Has the appraiser ever appraised any interest in this entity (or any successor entity) previously? If yes, please describe. Differences in appraisal reports issued by the same appraiser of interests in the same subject company that are fairly close in time to one another must be well explained.1 One must assume that all prior business appraisal reports will be discovered and plan in advance to explain these differences in detail before the opposition even asks about it. If there are significant differences in methodology or valuation approach used by the same appraiser to value an interest in the subject company, the opposition, e.g., IRS, could argue that the results were predetermined. 

Therefore, it is imperative that these differences be well explained.  One should assume that the opposition will attempt to exploit those differences and take preemptive action to explain them in detail before those differences are called into question.

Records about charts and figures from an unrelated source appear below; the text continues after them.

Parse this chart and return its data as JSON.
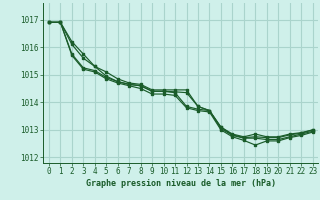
{
  "title": "Graphe pression niveau de la mer (hPa)",
  "bg_color": "#cff0ea",
  "grid_color": "#aad4cc",
  "line_color": "#1a5c2a",
  "xlim": [
    -0.5,
    23.5
  ],
  "ylim": [
    1011.8,
    1017.6
  ],
  "yticks": [
    1012,
    1013,
    1014,
    1015,
    1016,
    1017
  ],
  "xticks": [
    0,
    1,
    2,
    3,
    4,
    5,
    6,
    7,
    8,
    9,
    10,
    11,
    12,
    13,
    14,
    15,
    16,
    17,
    18,
    19,
    20,
    21,
    22,
    23
  ],
  "series": [
    [
      1016.9,
      1016.9,
      1016.2,
      1015.75,
      1015.3,
      1015.1,
      1014.85,
      1014.7,
      1014.65,
      1014.45,
      1014.45,
      1014.45,
      1014.45,
      1013.85,
      1013.7,
      1013.1,
      1012.85,
      1012.75,
      1012.85,
      1012.75,
      1012.75,
      1012.85,
      1012.9,
      1013.0
    ],
    [
      1016.9,
      1016.9,
      1016.1,
      1015.6,
      1015.3,
      1014.95,
      1014.75,
      1014.65,
      1014.6,
      1014.4,
      1014.4,
      1014.38,
      1014.35,
      1013.85,
      1013.7,
      1013.1,
      1012.82,
      1012.72,
      1012.75,
      1012.72,
      1012.72,
      1012.82,
      1012.88,
      1013.0
    ],
    [
      1016.9,
      1016.9,
      1015.75,
      1015.25,
      1015.15,
      1014.9,
      1014.75,
      1014.65,
      1014.6,
      1014.4,
      1014.4,
      1014.35,
      1013.85,
      1013.75,
      1013.7,
      1013.05,
      1012.8,
      1012.7,
      1012.7,
      1012.65,
      1012.65,
      1012.75,
      1012.85,
      1012.95
    ],
    [
      1016.9,
      1016.9,
      1015.7,
      1015.2,
      1015.1,
      1014.85,
      1014.7,
      1014.6,
      1014.5,
      1014.3,
      1014.3,
      1014.25,
      1013.8,
      1013.7,
      1013.65,
      1013.0,
      1012.75,
      1012.62,
      1012.45,
      1012.6,
      1012.6,
      1012.72,
      1012.8,
      1012.92
    ]
  ],
  "tick_fontsize": 5.5,
  "label_fontsize": 6.0
}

The existence of secondary or recent appraisal work product from a given appraiser regarding a given subject interest is rising given the recent USPAP disclosure requirements.

Even though there usually is a significant difference in the knowledge level of the business appraiser and the person who is reviewing the business appraisal report, by asking the right questions, such as the ones discussed above, one usually can improve the business appraisal report by forcing the business appraiser to explain more of what he or she obviously did in order to prepare the business appraisal report. One should prefer to see an all-encompassing business appraisal report. Unfortunately, not all clients see the value in this approach.  One's mantra should be that one must to be able to understand the appraiser's rationale and conclusions, because that is what a court may well have to do at some point in the future. If one doesn't understand the rationale as it relates to the conclusions, how can one reasonably expect a court to do so?

Is the appraiser consistent within the same valuation approach or method and across all valuation approaches? If not, why not? Is that explanation in the appraisal report? It is common for a business appraiser to examine more than one appraisal approach in an appraisal. It is essential that the business appraiser be consistent between valuation approaches because if he is not, a court will find that inconsistency. Courts frown on appraisal inconsistency.2 For example, suppose the business appraiser dismisses the market approach because she couldn't find any guideline companies that were similar enough to the subject company to be a good comparison, which is very common in business appraisals for small companies.  However, in the appraiser's income approach, the appraiser uses a valuation method in developing a discount rate that considers the discount rates of guideline companies. And there are other examples of inconsistency. These should jump out at first blush. It is imperative that any such inconsistency be explained very well in the appraisal report.

In conclusion, one should very conservatively assume that, in a tax or litigation business appraisal, the appraiser's report will be the only chance that the appraiser has to tell her story. This is certainly usually true in the U.S. Tax Court. Therefore, it behooves those who have probably hired the business appraiser to carefully vet and understand the entire business appraisal report before it goes final, because after that, the genie is out of the bottle, and it may be too late to repair it.

 For more information, in the Tax Management Portfolios, see Hood, 830 T.M., Valuation: General and Real Estate,  and in Tax Practice Series, see ¶6290, Valuation—Generally.


1 See, e.g., Mosher Est. v. Comr., T.C. Memo 1988-24.

2 See, e.g., Gallagher Est. v. Comr., T.C. Memo 2011-148.